"What Was Mine" 13

I slept for years that night.  I woke up refreshed, and with my clean clothes and duffel bag and every other part of my kit except my gun waiting for me next to the cot.  I stood, stretched, then immediately went to the door and tested it: it was unlocked, and when I swung it open, there was not even a guard there.
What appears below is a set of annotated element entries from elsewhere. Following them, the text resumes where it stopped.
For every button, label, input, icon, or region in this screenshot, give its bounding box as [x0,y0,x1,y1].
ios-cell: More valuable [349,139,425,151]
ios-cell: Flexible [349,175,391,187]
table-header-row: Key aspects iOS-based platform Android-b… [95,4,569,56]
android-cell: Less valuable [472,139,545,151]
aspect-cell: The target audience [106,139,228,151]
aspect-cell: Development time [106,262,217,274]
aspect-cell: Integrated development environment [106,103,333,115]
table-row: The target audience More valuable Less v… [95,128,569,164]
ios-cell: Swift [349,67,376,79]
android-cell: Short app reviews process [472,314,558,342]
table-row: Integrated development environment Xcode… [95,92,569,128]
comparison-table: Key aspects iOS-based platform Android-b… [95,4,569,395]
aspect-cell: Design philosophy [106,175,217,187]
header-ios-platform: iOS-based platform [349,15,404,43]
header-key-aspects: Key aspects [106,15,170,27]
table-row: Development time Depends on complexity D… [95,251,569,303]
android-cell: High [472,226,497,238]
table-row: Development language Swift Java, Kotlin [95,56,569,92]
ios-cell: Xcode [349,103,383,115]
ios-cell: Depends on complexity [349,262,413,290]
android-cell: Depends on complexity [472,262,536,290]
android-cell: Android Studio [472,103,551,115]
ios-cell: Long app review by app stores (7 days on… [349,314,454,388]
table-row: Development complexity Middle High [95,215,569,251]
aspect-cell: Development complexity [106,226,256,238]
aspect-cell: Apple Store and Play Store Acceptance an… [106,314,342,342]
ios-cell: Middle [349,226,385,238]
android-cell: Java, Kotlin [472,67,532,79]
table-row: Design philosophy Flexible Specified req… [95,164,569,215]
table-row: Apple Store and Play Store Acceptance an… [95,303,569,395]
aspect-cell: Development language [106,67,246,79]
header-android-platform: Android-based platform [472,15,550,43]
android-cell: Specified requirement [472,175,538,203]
I quickly dressed, pulled my hat down tight and walked out of the room.  It was time to get some breakfast, collect two things and get the hell out of here.  I nodded at the young kid standing around behind a counter with a big vistors’ book open in front of him.  I idly scanned the names in the book as I talked to him.  “Who’s in charge here now, kid?”  The last time anybody wrote their name in this book was five months ago, then seven months before that.  I guess they didn’t get many visitors, which made sense: there was nothing for a visitor to visit with.

The kid was afraid of me.  He couldn’t meet my eyes.  “Assistant Warden Bledder, sir.”

“Is he available?”

“Uh…”  He started shuffling through papers.

“I doubt he’s got any appointments.  Your visitors’ log is a salt flat desert.  Tell me how to find him.”  I tried to lock his eyes down, but they were too flighty.  I drummed my fingers on the counter.  “I’m not leaving this place until I talk to Bledder.”

“Umm…”

I knocked on the counter.  “Do you want me to become your new goddamn best friend?”

The kid swallowed.  He gestured behind himself.  “Down that hall.  Three offices at the end.  Bledder’s is the second door.”

I walked in on him writing a letter.  I knocked on the inside of the doorway.  “Am I interrupting?”

He looked up.  Bledder was younger than Peyd, clean-shaven, with short hair, a tiny nose, and a bulbous, toad-like underchin.  He looked up and his expression soured.  “Yes, you are,” he said tersely.  “I’m just writing a letter to Frante’s family.”  He scratched out a couple angry words and set the pen down with a sharp click.  “Did you even know his first name?”

I sighed, bored with this conversation already.  “When would I have learned it?”

“You didn’t have to kill him.”

“Yeah, I did.”  I leaned against the door frame.  “If I hadn’t, he never would have let me go.  I think you know that.”

“He was a good man.”

“He was a weak man.”  I scratched my chin.  “I just came to collect my weapon, and the 18 gold champs I had on me last I remember.  Seems I’ve misplaced ‘em.”

Bledder folded the paper crisply three ways and slid it into an envelope.  “Your weapon is in the armory.  Your money probably didn’t last six hours.”

I made a fist of my shooting hand.  “Somebody stole my money?”

“That rasp in your voice isn’t getting any better, is it?” Bledder asked with some pleasure.  “For some people, it never does.  Cost of having an organic feed tube shoved down your throat for two years, I’m afraid.”

“Who stole my money?”

Bledder sealed the envelope and affixed a stamp.  “It could have been anybody…nobody expected you to ever see the light of day.”  He stood, envelope in hand.  “I wonder if you’d be willing to drop this in the post when you reach the next town.”

I shrugged.  “Suppose I could.  How far is it?”

“About a day-and-a-half’s ride.”  He came around his desk.  “Oh, you don’t have a ride, do you?”

I squinted my eyes suspiciously.  “How much would it cost to get one from you you aren’t using?”

Bledder smiled.  “18 gold champs.”  He held the envelope out to me.  I grabbed it, but he did not let go.  He bore his eyes into mine.  “We all have stories told about us, Mr. Gunniver.  Some of the boys around here even told me some stories about you.  Something brought Frante Peyd out west, but I wouldn’t go believing everything you hear.  Do you understand?”

I nodded.  Might as well spare the guy Peyd’s near-death confession to me.  Let him have his illusions about his former boss.  “Whatever you say.”

He reached into his pocket and pulled out a keychain.  “We’re going to the armory, collecting your weapon, and then Wrangler Byson’s fitting you with the seediest, swayback old nag we have, and you’re riding the hell away from this facility.”